During the election campaign, the PSD actually tried to show itself as a force that cares first of all for the citizens. When PNL announced a 14% increase in pensions for next year, the Social Democrats introduced an amendment to the law in parliament, suggesting, due to the pandemic, a 40% increase in benefits for Romanian pensioners (which are mostly dramatically low). The right-wing government reacted to this suggestion with accusations of “economic crime” carried out by the opposition and stated that such an increase in public spending would mean a decline in Romania’s credibility in the eyes of rating agencies or the International Monetary Fund. In the campaign, the Social Democrats also proposed an increase in the minimum wage to 3500 leu (718 euro) (currently 2230 leu (458 euro); Polish and Romanian currencies are almost equivalent), the removal of taxes for those earning such an amount, the construction of new hospitals and the expansion of the network of local health centers to 800 facilities.
The fact that the social democrats’ agenda has won the approval of nearly a third of the population, the fall in the right’s overwhelming advantage in the polls, and the pandemic’s work against the government, could force the new neo-liberal prime minister to slow down with the most anti-social moves.
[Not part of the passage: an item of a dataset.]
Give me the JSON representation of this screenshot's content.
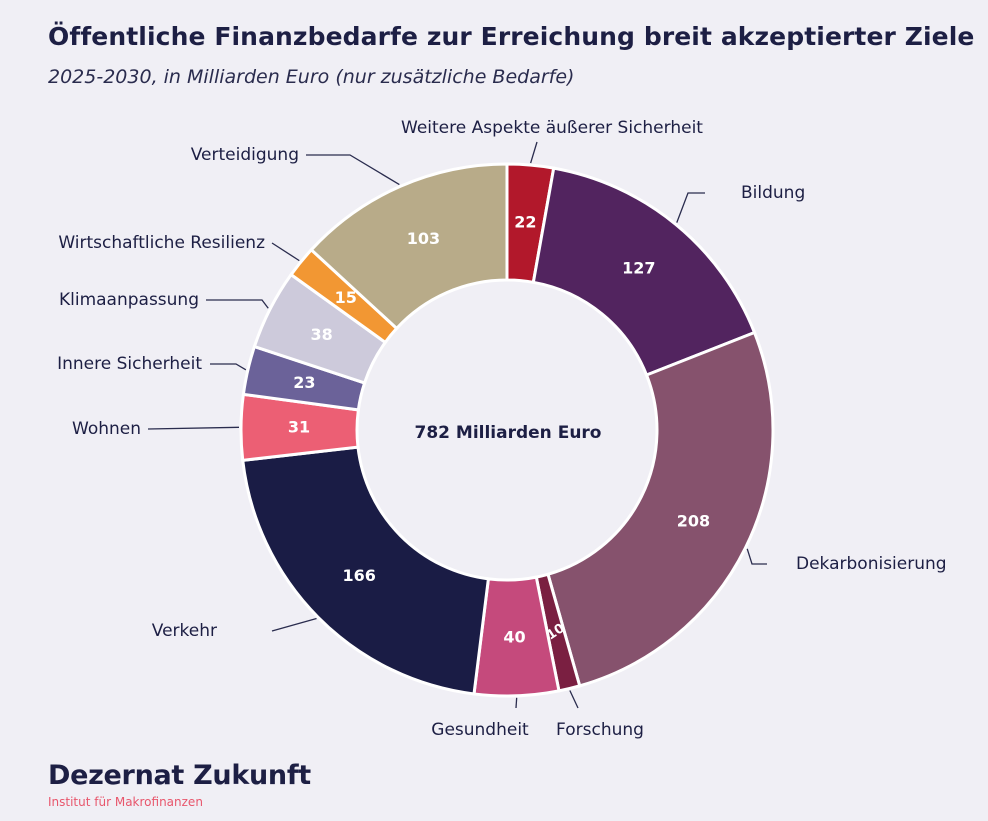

– Romanians voting for Social Democrats expect the government to go further with privatization, including privatization of the health service. They are also afraid of a strong austerity policy, as the right wing has repeatedly suggested that the budget deficit and insufficient tax revenues prevent the payment of salaries and pensions without incurring further liabilities. Now, however, the new majority will have to prove that it serves people, not only big capital. If it introduces pro-business reforms, it will have to do something not to antagonize the large and poor social masses, comments Vladimir Mitev and furthers adds: “The division between the elite and the masses in Romania has always been strong and may have unexpected consequences. The success of AUR is also one of them.”
What role will be played by the far-right, which has only been in existence for a year, remains a mystery to many citizens and commentators. The AUR manifesto is full of contradictions: references to Europeanness are adjacent to references to militant Orthodoxy and announcements of a fight against “cultural Marxism”, as well as visions of Greater Romania (with historical Bessarabia, now independent Moldova, within its borders, as before World War II). In one of the interviews, the leader of the party, George Simion, indicated that he was inspired by the Polish government. The AUR successfully picked up the votes of the conservative right – the PMP party, which had been managing this electorate for years, did not enter parliament this time. How much “anti-systemism” is there in this Romanian version of the alt-right? According to Vladimir Mitev, the party has a chance to take advantage of some of the dissatisfied, if the liberal right decided to implement free-market reforms, but it is difficult to see in it a real alternative.